You’ve probably heard the saying “a house divided against itself will fall.” I believe this statement is very true and is one of the reasons that individuals, those in partnerships (aka relationships) and families struggle. We personally go through our lives experiencing different things, thinking about public impressions, things we “should” do and our own dreams and desires. All of these things pull and tug us in different directions. In relationships you’re dealing with 2 people who have their own preferences, desires, loves, dreams, hopes, challenges and fears. Yes, you would hope in a loving partnership that some of those things would line up because the two people have similar desires, loves, dreams etc. But everyone is different, so it won’t always be the case. As families we have tons of different people involved in the shuffle, with different opinions, schedules, needs and plans.
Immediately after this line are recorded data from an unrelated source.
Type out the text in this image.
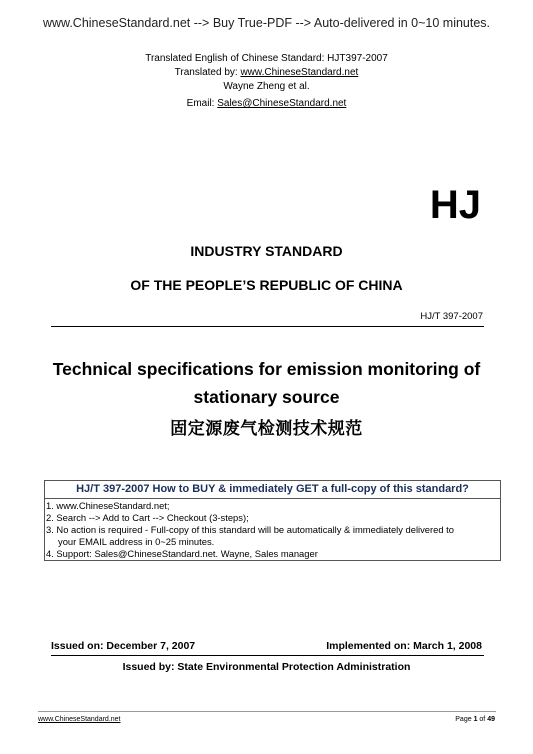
www.ChineseStandard.net --> Buy True-PDF --> Auto-delivered in 0~10 minutes.
Translated English of Chinese Standard: HJT397-2007
Translated by: www.ChineseStandard.net
Wayne Zheng et al.
Email: Sales@ChineseStandard.net
HJ
INDUSTRY STANDARD
OF THE PEOPLE’S REPUBLIC OF CHINA
HJ/T 397-2007
Technical specifications for emission monitoring of
stationary source
固定源废气检测技术规范
HJ/T 397-2007 How to BUY & immediately GET a full-copy of this standard?
1. www.ChineseStandard.net;
2. Search --> Add to Cart --> Checkout (3-steps);
3. No action is required - Full-copy of this standard will be automatically & immediately delivered to
your EMAIL address in 0~25 minutes.
4. Support: Sales@ChineseStandard.net. Wayne, Sales manager
Issued on: December 7, 2007	Implemented on: March 1, 2008
Issued by: State Environmental Protection Administration
www.ChineseStandard.net	Page 1 of 49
It’s not easy to find a happy medium that allows the parents to be parents, the kids to be kids, the family to come together and everyone get along fantastic.
I believe that some things and some people are meant to come together for a period of time and then go their separate ways or be done. I believe there are things and people that should never have come together. I believe that some things and some people are meant to last forever. I believe that some people and things stick around only through sheer grit and a can-do spirit. Life isn’t always going to be cupcakes and chicken soup. Sometimes you’ve got to get down and dirty and really work to make things continue. And sometimes we keep working on things long after they’re broken beyond repair (the nasty and graphic phrase “beat a dead horse” applies here).
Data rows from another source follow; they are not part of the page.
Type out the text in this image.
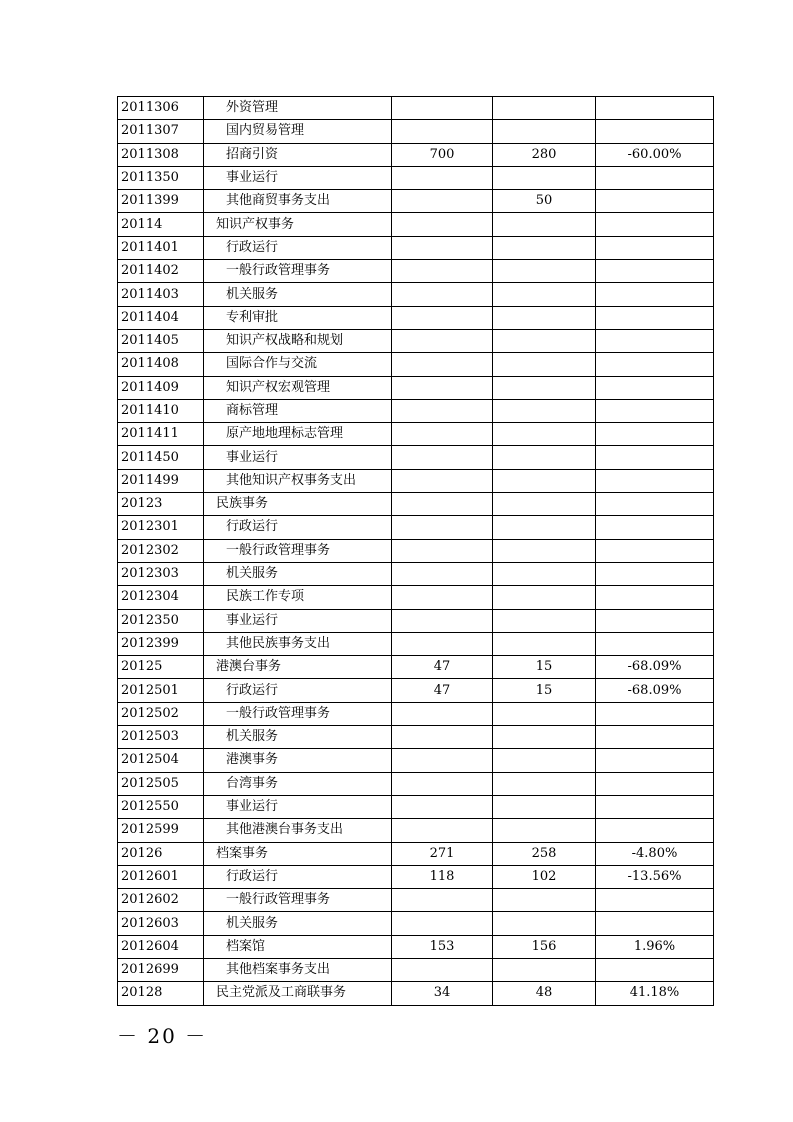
2011306	外资管理			
2011307	国内贸易管理			
2011308	招商引资	700	280	-60.00%
2011350	事业运行			
2011399	其他商贸事务支出		50	
20114	知识产权事务			
2011401	行政运行			
2011402	一般行政管理事务			
2011403	机关服务			
2011404	专利审批			
2011405	知识产权战略和规划			
2011408	国际合作与交流			
2011409	知识产权宏观管理			
2011410	商标管理			
2011411	原产地地理标志管理			
2011450	事业运行			
2011499	其他知识产权事务支出			
20123	民族事务			
2012301	行政运行			
2012302	一般行政管理事务			
2012303	机关服务			
2012304	民族工作专项			
2012350	事业运行			
2012399	其他民族事务支出			
20125	港澳台事务	47	15	-68.09%
2012501	行政运行	47	15	-68.09%
2012502	一般行政管理事务			
2012503	机关服务			
2012504	港澳事务			
2012505	台湾事务			
2012550	事业运行			
2012599	其他港澳台事务支出			
20126	档案事务	271	258	-4.80%
2012601	行政运行	118	102	-13.56%
2012602	一般行政管理事务			
2012603	机关服务			
2012604	档案馆	153	156	1.96%
2012699	其他档案事务支出			
20128	民主党派及工商联事务	34	48	41.18%
－ 20 －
I fully believe that we should each be our own person. We should have our own interests, personalities, dreams, talents and perspectives. I don’t see a need for carbon copy people. But with that individuality comes the responsibility of respecting the individuality of others, which is something I think we sometimes forget. But the simple wisdom applies that if you want to be treated well, you should do the same to others. If you treat others like crap do you really expect they’ll treat you like your the Next Big Thing? Some of us need to work more on being our own person, but quite a few of us need to work on working together better. Working together doesn’t mean that you ignore who you are or turn yourself off, it’s about learning how to bring what you can contribute to the table and working it in with what everyone else can contribute. What will you contribute this week?